The Blog

 

As more companies adopt artifical intelligence (AI), placing machine learning (ML) models into the hands of developers is imperative. To that end, the Center for Open-Source Data & AI Technologies (CODAIT) launched IBM Model Asset eXchange (MAX) in 2018 to help data scientists and developers easily discover ready-to-use free and open source machine learning and deep learning models.

Today at OSCON 2019, we announced the launch of the IBM Data Asset eXchange (DAX), an online hub for developers and data scientists to find carefully curated free and open datasets under open data licenses. Developers adopting ML models need open data that they can use confidently under clearly defined open data licenses.

Where possible, datasets posted on DAX will use the Linux Foundation’s Community Data License Agreement (CDLA) open data licensing framework to enable data sharing and collaboration. Furthermore, DAX provides unique access to various IBM and IBM Research datasets. IBM plans to publish new datasets on the Data Asset eXchange regularly. The datasets on DAX will integrate with IBM Cloud and AI services as appropriate.

Trusted source of open datasets

For developers, DAX provides a trusted source for carefully curated open datasets for AI. These datasets are ready for use in enterprise AI applications, with related content such as tutorials to make getting started easier.

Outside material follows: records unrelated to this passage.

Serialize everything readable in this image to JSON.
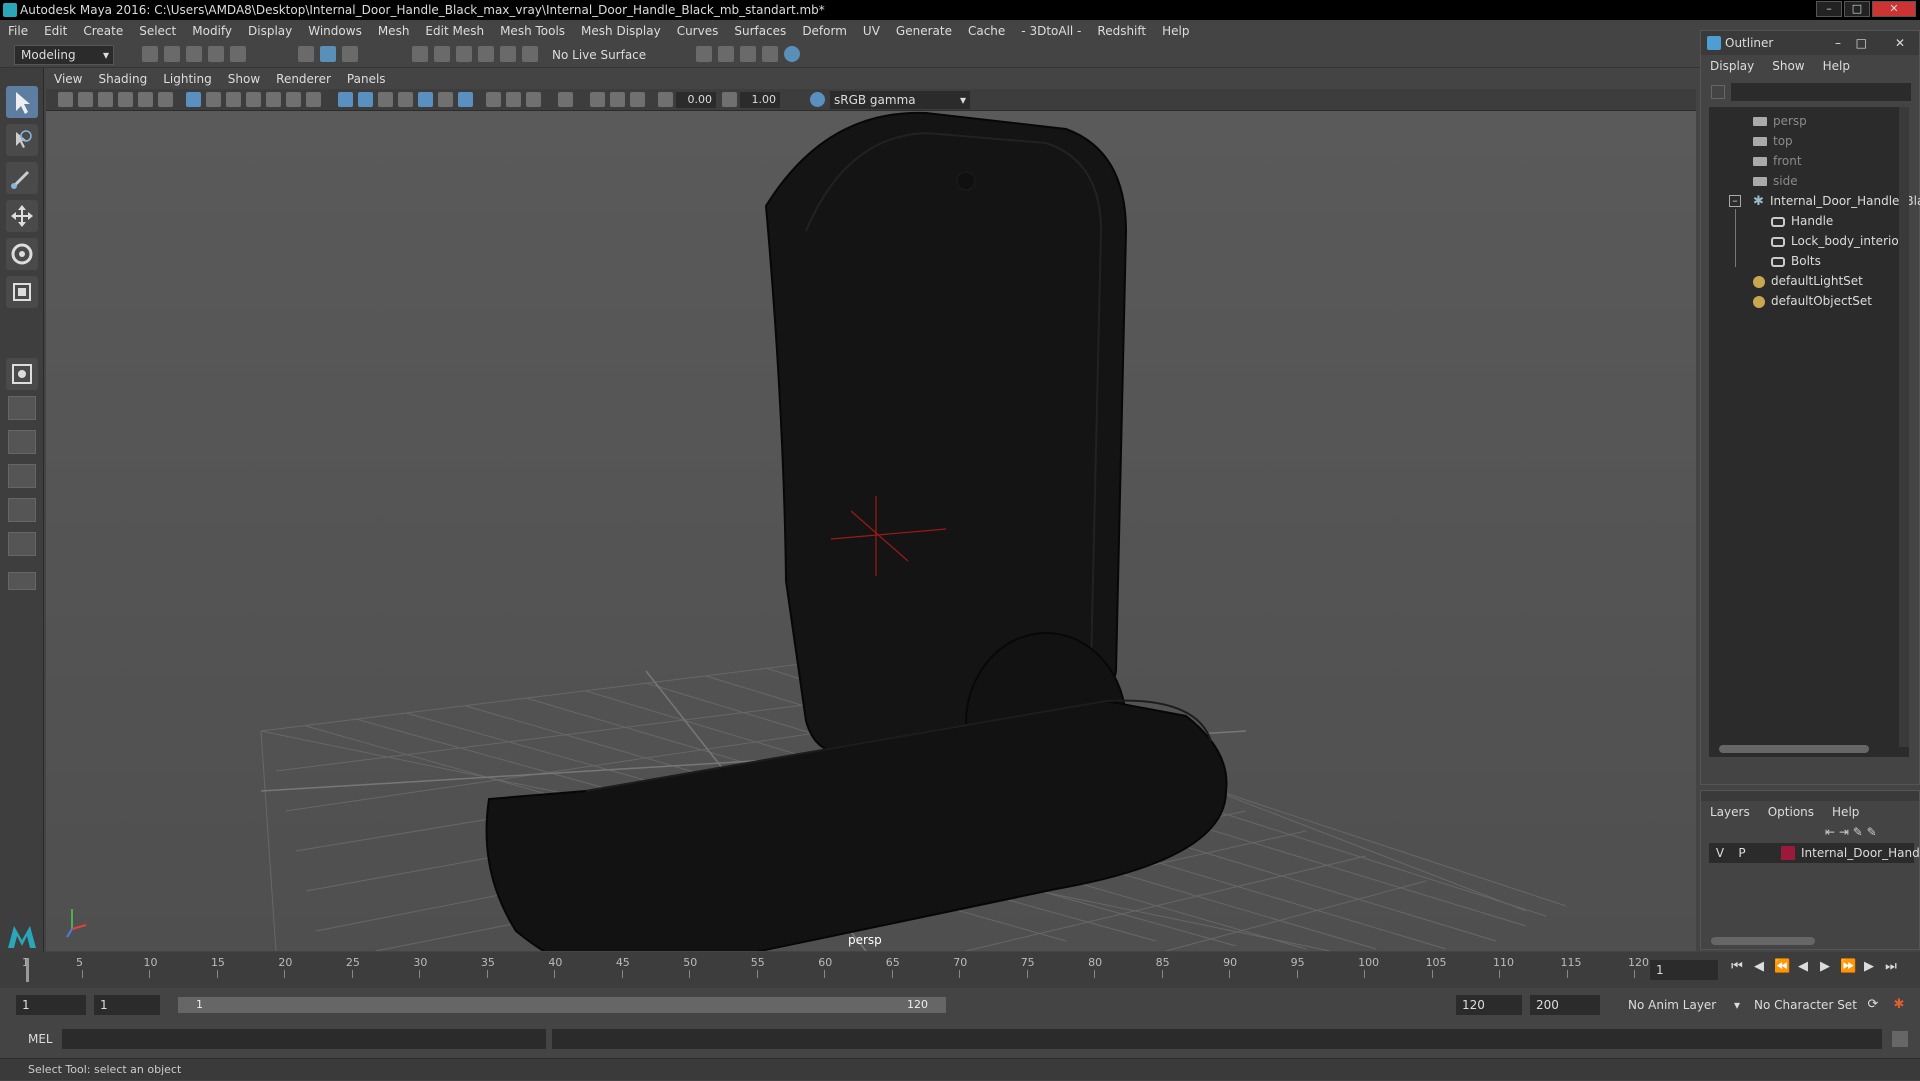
{
  "window": {
    "title": "Autodesk Maya 2016: C:\\Users\\AMDA8\\Desktop\\Internal_Door_Handle_Black_max_vray\\Internal_Door_Handle_Black_mb_standart.mb*"
  },
  "menu": [
    "File",
    "Edit",
    "Create",
    "Select",
    "Modify",
    "Display",
    "Windows",
    "Mesh",
    "Edit Mesh",
    "Mesh Tools",
    "Mesh Display",
    "Curves",
    "Surfaces",
    "Deform",
    "UV",
    "Generate",
    "Cache",
    "- 3DtoAll -",
    "Redshift",
    "Help"
  ],
  "shelf": {
    "mode": "Modeling",
    "live_surface": "No Live Surface"
  },
  "panel_menu": [
    "View",
    "Shading",
    "Lighting",
    "Show",
    "Renderer",
    "Panels"
  ],
  "panel_toolbar": {
    "exposure": "0.00",
    "gamma": "1.00",
    "color_space": "sRGB gamma"
  },
  "viewport": {
    "camera_label": "persp"
  },
  "outliner": {
    "title": "Outliner",
    "menu": [
      "Display",
      "Show",
      "Help"
    ],
    "items": [
      {
        "label": "persp",
        "type": "camera",
        "dim": true
      },
      {
        "label": "top",
        "type": "camera",
        "dim": true
      },
      {
        "label": "front",
        "type": "camera",
        "dim": true
      },
      {
        "label": "side",
        "type": "camera",
        "dim": true
      },
      {
        "label": "Internal_Door_Handle_Bla",
        "type": "group",
        "dim": false
      },
      {
        "label": "Handle",
        "type": "mesh",
        "dim": false
      },
      {
        "label": "Lock_body_interior",
        "type": "mesh",
        "dim": false
      },
      {
        "label": "Bolts",
        "type": "mesh",
        "dim": false
      },
      {
        "label": "defaultLightSet",
        "type": "set",
        "dim": false
      },
      {
        "label": "defaultObjectSet",
        "type": "set",
        "dim": false
      }
    ]
  },
  "layers": {
    "menu": [
      "Layers",
      "Options",
      "Help"
    ],
    "row": {
      "v": "V",
      "p": "P",
      "name": "Internal_Door_Handle_"
    }
  },
  "timeline": {
    "ticks": [
      1,
      5,
      10,
      15,
      20,
      25,
      30,
      35,
      40,
      45,
      50,
      55,
      60,
      65,
      70,
      75,
      80,
      85,
      90,
      95,
      100,
      105,
      110,
      115,
      120
    ],
    "current_frame": "1"
  },
  "range": {
    "start": "1",
    "playback_start": "1",
    "slider_start": "1",
    "slider_end": "120",
    "playback_end": "120",
    "end": "200",
    "anim_layer": "No Anim Layer",
    "character_set": "No Character Set"
  },
  "command_line": {
    "label": "MEL"
  },
  "help_line": "Select Tool: select an object",
  "colors": {
    "accent": "#5a90c0",
    "layer_color": "#9b1a3a"
  }
}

For staff responsible for dataset usage and vetting, DAX provides curation as well as standardized dataset formats and metadata, in contrast with most other open dataset resources that tend to incorporate fewer quality and licensing terms checks. So DAX datasets are typically more straightforward to adopt within corporations.

Example of datasets in use

An example of the sorts of datasets we’re releasing is the Finance Proposition Bank and Contracts Proposition Bank datasets. These datasets are part of an active research program from IBM Research. This research project aims to improve the natural language understanding technologies behind multiple IBM product offerings, including Watson Natural Language Understanding and Watson Compare & Comply.

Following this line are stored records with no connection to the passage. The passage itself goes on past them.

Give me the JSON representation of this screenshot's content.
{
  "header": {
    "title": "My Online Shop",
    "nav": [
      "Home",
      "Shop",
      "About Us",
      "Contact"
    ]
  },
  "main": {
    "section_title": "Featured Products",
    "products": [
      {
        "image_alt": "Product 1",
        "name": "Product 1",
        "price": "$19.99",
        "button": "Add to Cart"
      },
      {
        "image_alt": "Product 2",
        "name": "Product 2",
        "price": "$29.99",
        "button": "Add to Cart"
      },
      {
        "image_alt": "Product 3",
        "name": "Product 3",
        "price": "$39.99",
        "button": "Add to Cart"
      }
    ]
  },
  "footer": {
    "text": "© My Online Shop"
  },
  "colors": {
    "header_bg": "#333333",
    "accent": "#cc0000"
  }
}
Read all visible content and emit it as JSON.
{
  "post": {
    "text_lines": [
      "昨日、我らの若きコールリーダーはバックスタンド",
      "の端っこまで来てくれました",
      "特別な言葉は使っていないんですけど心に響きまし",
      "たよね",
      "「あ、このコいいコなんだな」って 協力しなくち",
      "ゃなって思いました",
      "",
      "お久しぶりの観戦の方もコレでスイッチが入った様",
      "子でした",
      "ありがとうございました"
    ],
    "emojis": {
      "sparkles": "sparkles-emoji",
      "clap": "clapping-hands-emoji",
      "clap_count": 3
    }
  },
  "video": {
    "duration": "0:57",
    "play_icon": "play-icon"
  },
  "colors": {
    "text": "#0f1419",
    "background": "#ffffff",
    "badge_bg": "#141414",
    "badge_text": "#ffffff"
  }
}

Our researchers created these datasets with input from Watson developers, matching the characteristics of the target text to those of the real-world documents that the system analyzes in production. The researchers used these datasets to train domain-specific versions of the parsers that extract semantic meaning from governing business documents such as legal agreements and financial reports.

IBM Research has a long history of doing this kind of work in the open, and we on the CODAIT team are proud to help IBM Research’s mission of openness by releasing this cutting-edge research data on the Data Asset eXchange.

Why DAX?

While there are many resources available online for finding open datasets – ranging from collections of links on GitHub to sites such as Kaggle Datasets – DAX is unique in its high level of quality and curation. DAX helps create end-to-end deep learning workflows (from using the data to train models to deploying models in standard ways) allowing developers to consume open data with confidence under clearly defined open data licenses.

Data you need to develop AI solutions

IBM designed the Data Asset eXchange repository to complement the Model Asset eXchange. The user interface for organizing the assets is consistent across the two platforms, and users can easily train models on MAX using data from the Data Asset eXchange.

The CODAIT team’s goal is to make it straightforward to use DAX and MAX assets in conjunction with IBM AI products as well as other hybrid, multicloud AI tooling, both proprietary and open source. We want to give data scientists and developers well-curated data starting points, so that it’s easier for them to start developing their AI applications and solutions.